On August 4, 2016, the FCC issued a Declaratory Ruling in which it determined that school callers and utility companies are permitted under the TCPA to make autodialed calls and send automated texts under certain circumstances. The ruling specifically responds to two petitions seeking such a ruling. The petitioners are as follows:
- Blackboard, Inc.– Blackboard sought a declaratory ruling that the TCPA rules “do not apply to informational, non-commercial, nonadvertising, and non-telemarketing autodialed and prerecorded messages sent by Blackboard’s educational institution customers because those calls are made for ‘emergency purposes.’” Blackboard was sued under the TCPA on the basis of informational calls and text messages sent to consumers regarding educational information (i.e., school announcements and closures). Blackboard transmits these calls and messages to phone numbers provided by schools that participate in the notification program. Blackboard argues that these informational messages should be distinguished from telemarketing calls and that they are made for “emergency purposes” and therefore not subject to the same consent and delivery restrictions as other calls.
- Edison Electric Institute and American Gas Association– EEI and AGA asked the Commission to issue a declaratory ruling that a “utility customer’s provision of a telephone number, including a cellphone number, to an energy utility satisfies the TCPA consent requirements for such customer to receive non-telemarketing, informational calls at that number related to the customer’s utility service.” The petition noted that although the Commission has previously indicated that certain communications from a utility company to its customers are exempt from the TCPA’s consent requirements (i.e., for emergency communications), it had not issued a “comprehensive statement” on the issue of what consent is required for non-emergency communications from energy utilities. The petition claimed that the absence of such a statement has allowed “an aggressive plaintiffs’ bar” to pursue TCPA litigation against utility companies “that, in a rational world, would kindly be described as absurd.”

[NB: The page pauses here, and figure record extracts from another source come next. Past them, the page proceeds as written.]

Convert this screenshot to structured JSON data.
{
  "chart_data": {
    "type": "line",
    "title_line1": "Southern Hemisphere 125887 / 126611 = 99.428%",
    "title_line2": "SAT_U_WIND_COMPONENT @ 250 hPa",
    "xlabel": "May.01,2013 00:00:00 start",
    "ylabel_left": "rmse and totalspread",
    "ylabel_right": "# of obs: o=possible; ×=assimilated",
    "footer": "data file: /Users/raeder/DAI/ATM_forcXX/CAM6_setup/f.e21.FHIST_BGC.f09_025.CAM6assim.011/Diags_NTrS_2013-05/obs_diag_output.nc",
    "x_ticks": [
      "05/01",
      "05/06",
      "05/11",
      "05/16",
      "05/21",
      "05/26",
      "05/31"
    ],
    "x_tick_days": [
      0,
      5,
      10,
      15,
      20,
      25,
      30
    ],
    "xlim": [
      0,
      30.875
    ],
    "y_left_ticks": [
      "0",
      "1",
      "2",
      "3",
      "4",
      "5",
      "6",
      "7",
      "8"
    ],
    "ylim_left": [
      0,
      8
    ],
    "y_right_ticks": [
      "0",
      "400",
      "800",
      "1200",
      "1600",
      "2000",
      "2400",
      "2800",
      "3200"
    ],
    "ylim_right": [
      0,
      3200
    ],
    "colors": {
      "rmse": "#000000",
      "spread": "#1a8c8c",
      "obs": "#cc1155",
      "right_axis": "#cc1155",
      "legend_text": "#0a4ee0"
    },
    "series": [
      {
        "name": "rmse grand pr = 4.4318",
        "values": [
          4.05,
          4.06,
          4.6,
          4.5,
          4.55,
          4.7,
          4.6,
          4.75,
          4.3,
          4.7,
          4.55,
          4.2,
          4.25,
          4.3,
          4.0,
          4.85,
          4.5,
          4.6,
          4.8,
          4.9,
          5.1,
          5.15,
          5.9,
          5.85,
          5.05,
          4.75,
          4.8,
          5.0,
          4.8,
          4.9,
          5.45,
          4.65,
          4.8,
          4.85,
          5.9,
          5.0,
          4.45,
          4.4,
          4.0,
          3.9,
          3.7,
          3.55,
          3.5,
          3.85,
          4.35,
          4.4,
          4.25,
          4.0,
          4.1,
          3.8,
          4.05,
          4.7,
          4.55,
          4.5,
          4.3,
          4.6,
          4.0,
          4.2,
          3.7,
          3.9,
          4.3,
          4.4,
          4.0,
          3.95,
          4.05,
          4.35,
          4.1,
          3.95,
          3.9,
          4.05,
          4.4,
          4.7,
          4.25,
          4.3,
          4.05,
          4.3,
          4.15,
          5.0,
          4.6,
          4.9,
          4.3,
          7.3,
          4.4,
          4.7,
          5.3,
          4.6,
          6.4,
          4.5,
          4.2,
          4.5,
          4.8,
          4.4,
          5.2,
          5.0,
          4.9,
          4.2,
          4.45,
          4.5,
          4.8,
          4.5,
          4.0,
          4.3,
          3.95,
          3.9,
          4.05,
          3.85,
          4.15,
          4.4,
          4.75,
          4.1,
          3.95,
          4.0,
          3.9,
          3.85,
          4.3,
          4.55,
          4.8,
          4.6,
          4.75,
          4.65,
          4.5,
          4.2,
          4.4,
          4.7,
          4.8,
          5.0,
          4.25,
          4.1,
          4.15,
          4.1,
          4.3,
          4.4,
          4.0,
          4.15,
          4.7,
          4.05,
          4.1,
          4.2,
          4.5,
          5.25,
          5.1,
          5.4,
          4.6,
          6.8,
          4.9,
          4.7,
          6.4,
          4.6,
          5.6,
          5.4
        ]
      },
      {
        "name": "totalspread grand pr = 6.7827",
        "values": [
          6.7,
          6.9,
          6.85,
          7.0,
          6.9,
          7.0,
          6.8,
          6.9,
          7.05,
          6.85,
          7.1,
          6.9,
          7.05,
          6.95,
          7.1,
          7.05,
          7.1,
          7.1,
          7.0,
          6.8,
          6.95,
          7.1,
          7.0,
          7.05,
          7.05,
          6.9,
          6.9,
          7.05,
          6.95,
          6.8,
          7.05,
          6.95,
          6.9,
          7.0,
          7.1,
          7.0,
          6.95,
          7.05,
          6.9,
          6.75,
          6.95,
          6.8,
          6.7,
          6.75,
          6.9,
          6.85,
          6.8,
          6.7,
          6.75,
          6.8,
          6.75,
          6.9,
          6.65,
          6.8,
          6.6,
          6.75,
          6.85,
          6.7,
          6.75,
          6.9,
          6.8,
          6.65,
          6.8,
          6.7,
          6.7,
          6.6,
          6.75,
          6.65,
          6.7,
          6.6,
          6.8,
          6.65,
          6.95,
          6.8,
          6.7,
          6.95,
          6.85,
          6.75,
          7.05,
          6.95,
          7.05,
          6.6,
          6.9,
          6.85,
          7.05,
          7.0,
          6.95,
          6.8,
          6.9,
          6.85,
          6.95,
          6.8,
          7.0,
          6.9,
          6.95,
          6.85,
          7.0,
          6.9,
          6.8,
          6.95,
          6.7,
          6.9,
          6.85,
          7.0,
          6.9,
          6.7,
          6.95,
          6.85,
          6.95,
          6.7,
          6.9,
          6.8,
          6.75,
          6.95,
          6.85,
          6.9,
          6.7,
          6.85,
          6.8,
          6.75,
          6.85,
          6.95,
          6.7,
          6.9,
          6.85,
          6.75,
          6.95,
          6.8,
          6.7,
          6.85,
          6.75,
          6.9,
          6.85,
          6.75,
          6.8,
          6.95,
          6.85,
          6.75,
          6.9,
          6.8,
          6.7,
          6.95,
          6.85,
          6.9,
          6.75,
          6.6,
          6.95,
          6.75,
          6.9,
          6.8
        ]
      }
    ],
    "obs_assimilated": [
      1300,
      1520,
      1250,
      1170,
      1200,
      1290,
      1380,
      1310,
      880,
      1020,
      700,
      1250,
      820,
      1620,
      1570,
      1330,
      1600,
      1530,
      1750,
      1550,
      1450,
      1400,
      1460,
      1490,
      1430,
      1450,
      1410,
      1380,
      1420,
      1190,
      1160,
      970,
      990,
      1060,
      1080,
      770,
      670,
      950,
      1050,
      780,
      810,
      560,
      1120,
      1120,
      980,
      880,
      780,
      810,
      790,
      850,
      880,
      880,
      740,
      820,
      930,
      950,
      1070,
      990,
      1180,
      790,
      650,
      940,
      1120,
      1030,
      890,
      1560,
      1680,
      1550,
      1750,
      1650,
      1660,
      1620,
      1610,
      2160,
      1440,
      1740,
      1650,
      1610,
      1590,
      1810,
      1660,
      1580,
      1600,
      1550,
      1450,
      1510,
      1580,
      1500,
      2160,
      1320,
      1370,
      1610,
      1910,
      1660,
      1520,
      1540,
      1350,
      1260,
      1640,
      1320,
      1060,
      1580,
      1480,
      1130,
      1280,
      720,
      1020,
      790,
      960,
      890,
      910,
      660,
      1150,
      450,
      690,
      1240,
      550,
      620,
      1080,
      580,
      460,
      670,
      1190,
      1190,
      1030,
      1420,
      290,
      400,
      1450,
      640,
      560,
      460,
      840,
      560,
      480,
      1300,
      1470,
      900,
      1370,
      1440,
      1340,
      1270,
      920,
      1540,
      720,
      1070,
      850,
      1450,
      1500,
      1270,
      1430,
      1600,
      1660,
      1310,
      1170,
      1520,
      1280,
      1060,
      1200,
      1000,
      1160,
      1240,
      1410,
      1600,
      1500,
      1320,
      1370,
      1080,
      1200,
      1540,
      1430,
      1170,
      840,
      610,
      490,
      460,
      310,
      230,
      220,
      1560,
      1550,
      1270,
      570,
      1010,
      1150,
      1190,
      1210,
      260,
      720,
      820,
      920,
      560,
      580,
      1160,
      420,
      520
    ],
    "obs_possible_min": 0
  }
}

With respect to Blackboard’s petition, the Commission granted in part and denied in part a request to confirm that all autodialed calls made by an educational organization are made for an “emergency purpose,” and therefore would be exempt from the TCPA. Specifically, the Commission determined that “autodialed calls to wireless numbers made necessary by a situation affecting the health and safety of students and faculty are made for an emergency purpose,” while other informational calls (such as reminders of parent-teacher conferences) would not fall under the emergency purpose TCPA exception, and therefore would be subject to prior express consent requirements. Describing this consent, however, the Commission stated that “when a parent/guardian or student provides only their wireless number as a contact to a school, the scope of consent includes communications from the school closely related to the educational mission of the school or to official school activities absent instructions to the contrary from the party who provides the phone number.” (emphasis added). Note: in this passage, the Commission is summarizing prior orders relating to the provision of consent for non-telemarketing calls to wireless numbers. However, the passage creates ambiguity because prior orders discuss any situation in which a consumer provides a wireless number as a contact number; nothing in prior orders suggests that the consent analysis varies based on whether the consumer provided only a wireless number or provided other contact number(s) as well.
Additionally, the Order denies Blackboard’s request for confirmation that consent transfers after a phone number has been reassigned, finding that such a request is moot in light of the Commission’s statements on reassigned phone numbers in the 2015 Omnibus TCPA Declaratory Ruling.
The Order also extends the “emergency purpose” exemption for school callers to “third parties sending emergency messages, e.g., in cooperation with schools to disseminate time-sensitive alerts … as long as the messages are limited to the emergency at issue and do not include any marketing.” Commissioner Jessica Rosenworcel dissented from this portion of the decision, asserting that “while perhaps unintended, this overbroad conclusion has the potential to become a gaping loophole that multiplies the number of unwanted robocalls consumers receive.”
In its discussion of the EEI/AGA petition, the declaratory ruling similarly found that a customer’s provision of his or her wireless phone number to a utility company constitutes consent to receive certain calls from that utility company about matters related to the service. Such calls can include calls to current customers to warn that failure to make payment will result in service curtailment. The order was clear, however, that “the utility company will bear the burden of showing it obtained the necessary prior express consent.” Additionally, unlike the Blackboard part of the decision, the Commission did not address whether communications sent by utility companies to their customers would fall within the TCPA’s “emergency purpose” exception. (The EEI/AGA petition had originally requested such a statement, but petitioners subsequently withdrew this portion of the request.)